Testing
This page describes how bfc is tested. This is primarily useful for contributors, but is also interesting for readers working on their own PL implementations.
Unit Tests
You can run all bfc's unit tests with Cargo.
$ cargo test
This runs basic unit tests, property-based tests, and LLVM snapshots tests.
Quickcheck
bfc includes property-based tests using the Rust quickcheck library. These operate on the intermediate representation used in bfc, called BFIR.
These tests verify several properties for optimisations: runtime improvement, idempotence and behavioural equivalence.
Verifying Improvement
bfc optimisation should never increase the number of BFIR instructions.
f(program) should have fewer (or the same) number of instructions as
program.
Verifying Idempotence
All bfc optimisation passes are idempotent. Running an optimisation twice should produce the same output as running it once.
This property applies to individual peephole optimisations, as well as the combined optimiser. Testing this catches phase ordering issues, as well as optimisations that need to compute a fixpoint.
f(f(program)) should be the same as f(program).
Verifying Behavioural Equivalence
bfc opimisation passes should never change the semantics of a program.
eval(program) should give the same result as eval(f(program)),
provided that eval(program) terminates within a specific number of
steps. bfc checks this by evaluating the code within a sandbox.
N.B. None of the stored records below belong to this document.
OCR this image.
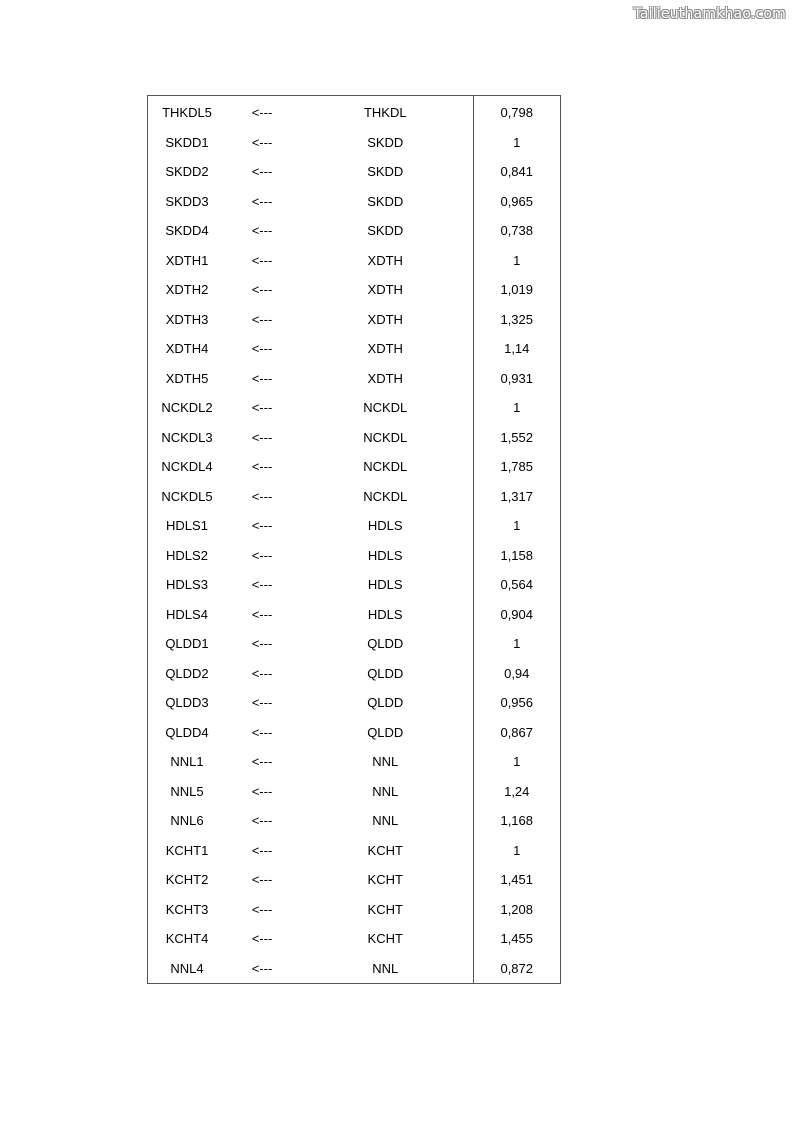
Tailieuthamkhao.com
THKDL5	<---	THKDL	0,798
SKDD1	<---	SKDD	1
SKDD2	<---	SKDD	0,841
SKDD3	<---	SKDD	0,965
SKDD4	<---	SKDD	0,738
XDTH1	<---	XDTH	1
XDTH2	<---	XDTH	1,019
XDTH3	<---	XDTH	1,325
XDTH4	<---	XDTH	1,14
XDTH5	<---	XDTH	0,931
NCKDL2	<---	NCKDL	1
NCKDL3	<---	NCKDL	1,552
NCKDL4	<---	NCKDL	1,785
NCKDL5	<---	NCKDL	1,317
HDLS1	<---	HDLS	1
HDLS2	<---	HDLS	1,158
HDLS3	<---	HDLS	0,564
HDLS4	<---	HDLS	0,904
QLDD1	<---	QLDD	1
QLDD2	<---	QLDD	0,94
QLDD3	<---	QLDD	0,956
QLDD4	<---	QLDD	0,867
NNL1	<---	NNL	1
NNL5	<---	NNL	1,24
NNL6	<---	NNL	1,168
KCHT1	<---	KCHT	1
KCHT2	<---	KCHT	1,451
KCHT3	<---	KCHT	1,208
KCHT4	<---	KCHT	1,455
NNL4	<---	NNL	0,872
This same evaluator is also used during compilation, for compile-time evaluation of code!
If program relies on runtime inputs, the test can verify the program
state prior to the first runtime input, or choose an arbitrary input.
Some tests also check the cell state after executing program, which
should be the same as executing f(program). This is not true of all
optimisation passes: dead code may modify cells that are unused.
Finding Interesting Programs
BFIR defines 7 different expressions. Randomly generated IR would only have a 1/7 chance of producing a loop, so only a 1/49 chance of producing a nested loop.
Nested loops, particularly including multiply loops, tend to expose interesting bugs. BFIR generation in tests overweights these kind of loops, so tests spend more time exercising more complicated loops.
LLVM Snapshot Tests
The file llvm_tests.rs tests that certain BF programs produce the
expected LLVM IR output.
These tests tend to be brittle, especially when upgrading major LLVM versions. They are useful for verifying that unrelated refactoring hasn't changed the compiled output.
Integration Tests
$ ./integration_tests.sh
This script compiles real BF programs, runs them, and verifies their
output matches the corresponding .out file.
This is the final step in bfc testing. It catches issues that only occur in larger, real-world BF programs.